Bill Jansen said he’ll never forget how hot and humid it was, and how Vuky won, driving the entire 500 miles by his lonesome. Bill Vukovich was a hardened man, like ol’ A.J. himself. But Indy can be a brutal, unforgiving place, regardless of how tough and hard you are.

Two years later, while racing toward an unprecedented third consecutive Indy win, Bill Vukovich was killed in a backstretch pileup. The judge says he’ll never forget the 1955 Indy 500, because Vuky and Tony Bettenhausen were his favorite drivers. Bettenhausen also was killed at Indy, during practice in 1961.

He would see Vuky’s son, also named Bill, drive at Indy. He would see Bill Vukovich Jr.’s son, Billy III, drive at Indy. He would see multiple generations of Unsers speed down those hallowed straightaways, and the great Jim Clark, who like the judge’s wife was from Great Britain, and multiple generations of Andrettis, and several Bettenhausens. And Dario (Franchitti) and Helio (Castroneves) and all of today’s leadfoots.

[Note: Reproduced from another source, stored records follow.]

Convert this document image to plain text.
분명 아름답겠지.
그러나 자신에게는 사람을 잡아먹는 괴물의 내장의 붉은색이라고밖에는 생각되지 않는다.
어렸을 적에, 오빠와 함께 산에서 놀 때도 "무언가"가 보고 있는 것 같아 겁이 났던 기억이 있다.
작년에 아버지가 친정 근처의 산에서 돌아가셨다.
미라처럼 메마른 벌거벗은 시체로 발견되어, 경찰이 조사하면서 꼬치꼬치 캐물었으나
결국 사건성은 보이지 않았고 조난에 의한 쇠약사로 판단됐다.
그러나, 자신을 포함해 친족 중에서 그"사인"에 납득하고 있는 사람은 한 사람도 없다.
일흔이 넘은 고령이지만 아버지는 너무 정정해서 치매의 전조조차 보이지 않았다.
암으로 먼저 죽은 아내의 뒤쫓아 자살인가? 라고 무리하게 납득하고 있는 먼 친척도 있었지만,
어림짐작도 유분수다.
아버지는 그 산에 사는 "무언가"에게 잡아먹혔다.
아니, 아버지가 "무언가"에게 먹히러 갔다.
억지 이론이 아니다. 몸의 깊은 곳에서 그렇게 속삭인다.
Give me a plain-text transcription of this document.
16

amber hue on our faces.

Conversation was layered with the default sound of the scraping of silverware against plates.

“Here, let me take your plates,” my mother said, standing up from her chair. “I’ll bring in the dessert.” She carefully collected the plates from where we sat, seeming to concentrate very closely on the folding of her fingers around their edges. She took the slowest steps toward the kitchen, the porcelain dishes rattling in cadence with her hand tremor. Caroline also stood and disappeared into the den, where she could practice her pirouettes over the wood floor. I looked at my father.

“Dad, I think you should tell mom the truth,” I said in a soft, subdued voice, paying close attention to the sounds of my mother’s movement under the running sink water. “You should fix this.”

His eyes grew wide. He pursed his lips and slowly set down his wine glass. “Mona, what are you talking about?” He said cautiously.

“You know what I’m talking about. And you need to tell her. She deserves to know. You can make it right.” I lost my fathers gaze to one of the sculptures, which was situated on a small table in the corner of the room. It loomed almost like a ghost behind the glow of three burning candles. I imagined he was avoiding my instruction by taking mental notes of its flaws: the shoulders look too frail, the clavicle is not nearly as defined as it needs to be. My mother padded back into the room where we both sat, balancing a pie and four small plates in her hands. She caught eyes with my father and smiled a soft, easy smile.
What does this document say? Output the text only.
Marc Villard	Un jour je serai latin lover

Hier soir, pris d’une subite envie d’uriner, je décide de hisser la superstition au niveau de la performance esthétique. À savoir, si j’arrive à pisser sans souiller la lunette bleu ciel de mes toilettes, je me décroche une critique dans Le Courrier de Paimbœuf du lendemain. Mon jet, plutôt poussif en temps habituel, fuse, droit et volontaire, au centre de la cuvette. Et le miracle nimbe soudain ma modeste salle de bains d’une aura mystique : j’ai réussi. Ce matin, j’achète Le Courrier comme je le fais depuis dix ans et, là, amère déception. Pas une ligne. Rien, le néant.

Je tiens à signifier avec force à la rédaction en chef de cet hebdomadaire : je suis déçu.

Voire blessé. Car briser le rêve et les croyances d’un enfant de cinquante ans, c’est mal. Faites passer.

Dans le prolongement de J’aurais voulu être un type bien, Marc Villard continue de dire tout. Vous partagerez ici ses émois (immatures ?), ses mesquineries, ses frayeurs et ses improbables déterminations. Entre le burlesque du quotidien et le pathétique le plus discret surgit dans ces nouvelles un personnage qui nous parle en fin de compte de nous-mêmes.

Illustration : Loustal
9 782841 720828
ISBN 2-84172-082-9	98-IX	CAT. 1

He saw Danica Patrick battle for the win during her rookie race at Indy in 2005 before finishing fourth.

A young woman, almost winning the 500, as a rookie?

Judge Bill Jansen never would have imagined that in 1949, when he and his brother and their old man piled into Uncle Herb’s Packard Clipper, the one with the big hood ornament on front, and drove off toward Indiana, toward the sound of the engines.